THANKS for printing the photo of the Headland shops (Memory Lane, March 31) which brought back some happy memories for me.

The shops in the picture were in fact in Middlegate.

My dad, Arthur, owned the butcher’s shop at number seven, whilst Bill and Alma Davison owned the newsagent’s next door at number nine.

Dad started trading in 1975, taking over from Bill and Lil Robson who had retired after running the shop for many years.

He retired in 1993, with my brother Alan taking over.

Sadly my father had a short retirement and died in 1994.

As a teenager I earned my pocket-money by travelling over from ‘West’ after school on Fridays to help deliver orders, and then on Saturdays to help in the shop.

I had pretty mundane tasks, given my age, such as baking pies, pasties and ‘savoury ducks’ (faggots), preparing pease pudding, mince and sausage meat.

I hated scrubbing the wooden cutting block after the shop had closed!

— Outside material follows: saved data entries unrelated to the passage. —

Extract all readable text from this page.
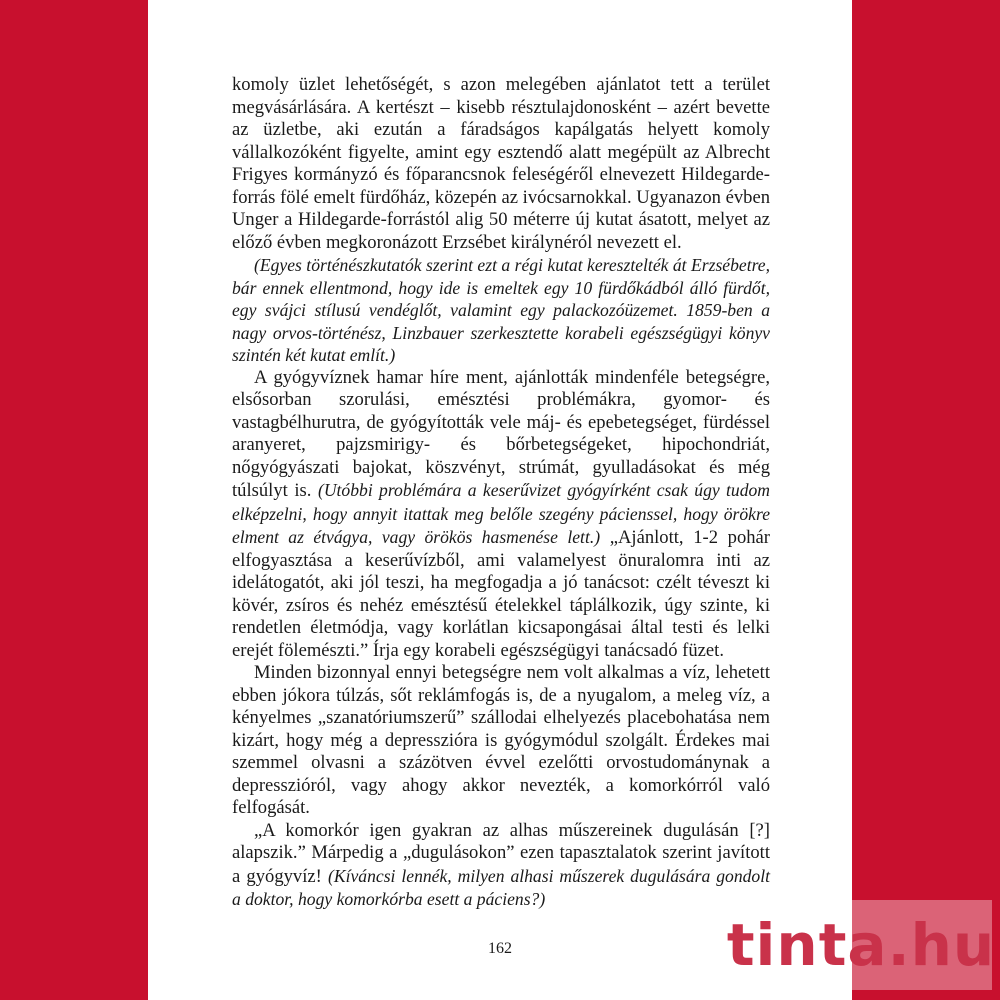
komoly üzlet lehetőségét, s azon melegében ajánlatot tett a terület megvásárlására. A kertészt – kisebb résztulajdonosként – azért bevette az üzletbe, aki ezután a fáradságos kapálgatás helyett komoly vállalkozóként figyelte, amint egy esztendő alatt megépült az Albrecht Frigyes kormányzó és főparancsnok feleségéről elnevezett Hildegarde-forrás fölé emelt fürdőház, közepén az ivócsarnokkal. Ugyanazon évben Unger a Hildegarde-forrástól alig 50 méterre új kutat ásatott, melyet az előző évben megkoronázott Erzsébet királynéról nevezett el.

(Egyes történészkutatók szerint ezt a régi kutat keresztelték át Erzsébetre, bár ennek ellentmond, hogy ide is emeltek egy 10 fürdőkádból álló fürdőt, egy svájci stílusú vendéglőt, valamint egy palackozóüzemet. 1859-ben a nagy orvos-történész, Linzbauer szerkesztette korabeli egészségügyi könyv szintén két kutat említ.)

A gyógyvíznek hamar híre ment, ajánlották mindenféle betegségre, elsősorban szorulási, emésztési problémákra, gyomor- és vastagbélhurutra, de gyógyították vele máj- és epebetegséget, fürdéssel aranyeret, pajzsmirigy- és bőrbetegségeket, hipochondriát, nőgyógyászati bajokat, köszvényt, strúmát, gyulladásokat és még túlsúlyt is. (Utóbbi problémára a keserűvizet gyógyírként csak úgy tudom elképzelni, hogy annyit itattak meg belőle szegény pácienssel, hogy örökre elment az étvágya, vagy örökös hasmenése lett.) „Ajánlott, 1-2 pohár elfogyasztása a keserűvízből, ami valamelyest önuralomra inti az idelátogatót, aki jól teszi, ha megfogadja a jó tanácsot: czélt téveszt ki kövér, zsíros és nehéz emésztésű ételekkel táplálkozik, úgy szinte, ki rendetlen életmódja, vagy korlátlan kicsapongásai által testi és lelki erejét fölemészti.” Írja egy korabeli egészségügyi tanácsadó füzet.

Minden bizonnyal ennyi betegségre nem volt alkalmas a víz, lehetett ebben jókora túlzás, sőt reklámfogás is, de a nyugalom, a meleg víz, a kényelmes „szanatóriumszerű” szállodai elhelyezés placebohatása nem kizárt, hogy még a depresszióra is gyógymódul szolgált. Érdekes mai szemmel olvasni a százötven évvel ezelőtti orvostudománynak a depresszióról, vagy ahogy akkor nevezték, a komorkórról való felfogását.

„A komorkór igen gyakran az alhas műszereinek dugulásán [?] alapszik.” Márpedig a „dugulásokon” ezen tapasztalatok szerint javított a gyógyvíz! (Kíváncsi lennék, milyen alhasi műszerek dugulására gondolt a doktor, hogy komorkórba esett a páciens?)

162	tinta.hu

In winter the shop was freezing cold to work in, especially if the wind was blowing in from the sea.

I also delivered orders to homes across the Headland.

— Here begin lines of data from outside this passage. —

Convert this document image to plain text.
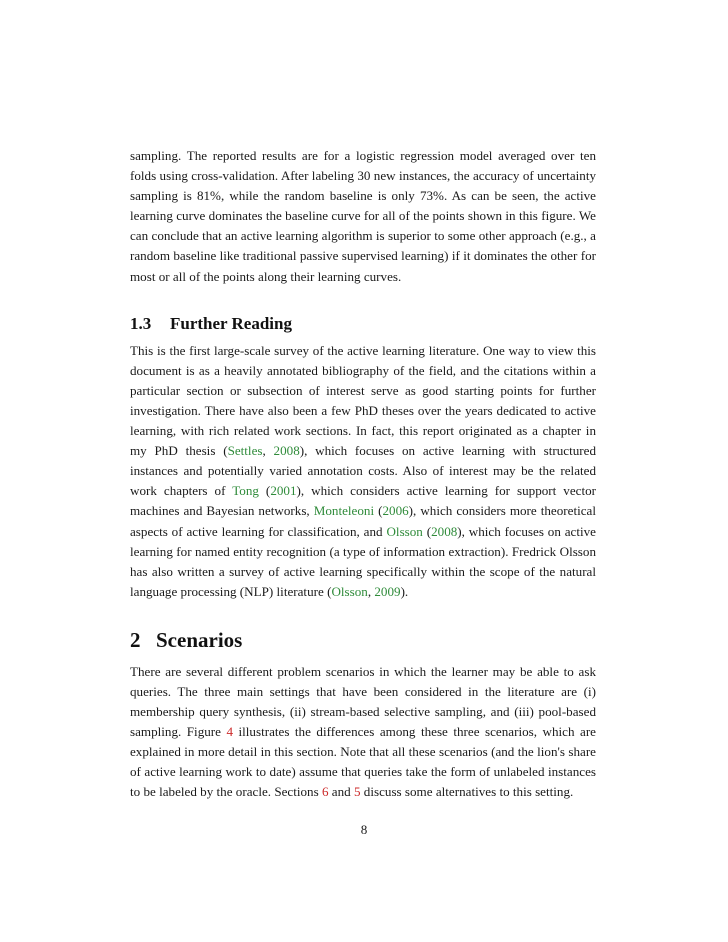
sampling. The reported results are for a logistic regression model averaged over ten folds using cross-validation. After labeling 30 new instances, the accuracy of uncertainty sampling is 81%, while the random baseline is only 73%. As can be seen, the active learning curve dominates the baseline curve for all of the points shown in this figure. We can conclude that an active learning algorithm is superior to some other approach (e.g., a random baseline like traditional passive supervised learning) if it dominates the other for most or all of the points along their learning curves.

1.3 Further Reading

This is the first large-scale survey of the active learning literature. One way to view this document is as a heavily annotated bibliography of the field, and the citations within a particular section or subsection of interest serve as good starting points for further investigation. There have also been a few PhD theses over the years dedicated to active learning, with rich related work sections. In fact, this report originated as a chapter in my PhD thesis (Settles, 2008), which focuses on active learning with structured instances and potentially varied annotation costs. Also of interest may be the related work chapters of Tong (2001), which considers active learning for support vector machines and Bayesian networks, Monteleoni (2006), which considers more theoretical aspects of active learning for classification, and Olsson (2008), which focuses on active learning for named entity recognition (a type of information extraction). Fredrick Olsson has also written a survey of active learning specifically within the scope of the natural language processing (NLP) literature (Olsson, 2009).

2 Scenarios

There are several different problem scenarios in which the learner may be able to ask queries. The three main settings that have been considered in the literature are (i) membership query synthesis, (ii) stream-based selective sampling, and (iii) pool-based sampling. Figure 4 illustrates the differences among these three scenarios, which are explained in more detail in this section. Note that all these scenarios (and the lion's share of active learning work to date) assume that queries take the form of unlabeled instances to be labeled by the oracle. Sections 6 and 5 discuss some alternatives to this setting.

8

The family names Broughton, Wrigley, Lancaster, Truefitt, Lister, Snowdon and McLelland immediately spring to mind.

I recall dropping orders off at the Fish Quay on to boats owned or skippered by the likes of Freddie Boagey, Norman Wallace and Jack Brunson.

The Headland was full of characters, and I got on really well with the local beat bobby, Ian Ferguson, who knew most – both good and bad!

He often spent his lunch break having a chat, a cup of tea and a ham sandwich in the back shop.

One of my strongest recollections was that of the coxswain of the lifeboat, Robbie Maiden senior who lived in Baptist Street, buying his weekend joint one Saturday, getting a call out, dropping all of his shopping on the floor and legging it out of the shop to respond!

I remember going over to the Town Wall to see our brand new lifeboat, The Scout, speed past with that courageous man at the helm. I had the greatest respect for him from that day on.

I chose a career outside of butchery but had a strange reminder of the shop when I was in New York City working on a Museum project in 2006 for The Expanded Metal Co.

I was in a queue in a shop and chatted to the guy in front, who happened to be from the East Midlands.

I was taken aback when he asked if I was from Hartlepool.

It transpired that he used to go fishing with the Holland family from the Headland, and he called at my dad’s shop to buy sandwiches beforehand.

I never dreamt that one day I’d be discussing Whitton’s pork sandwiches in the middle of Manhattan!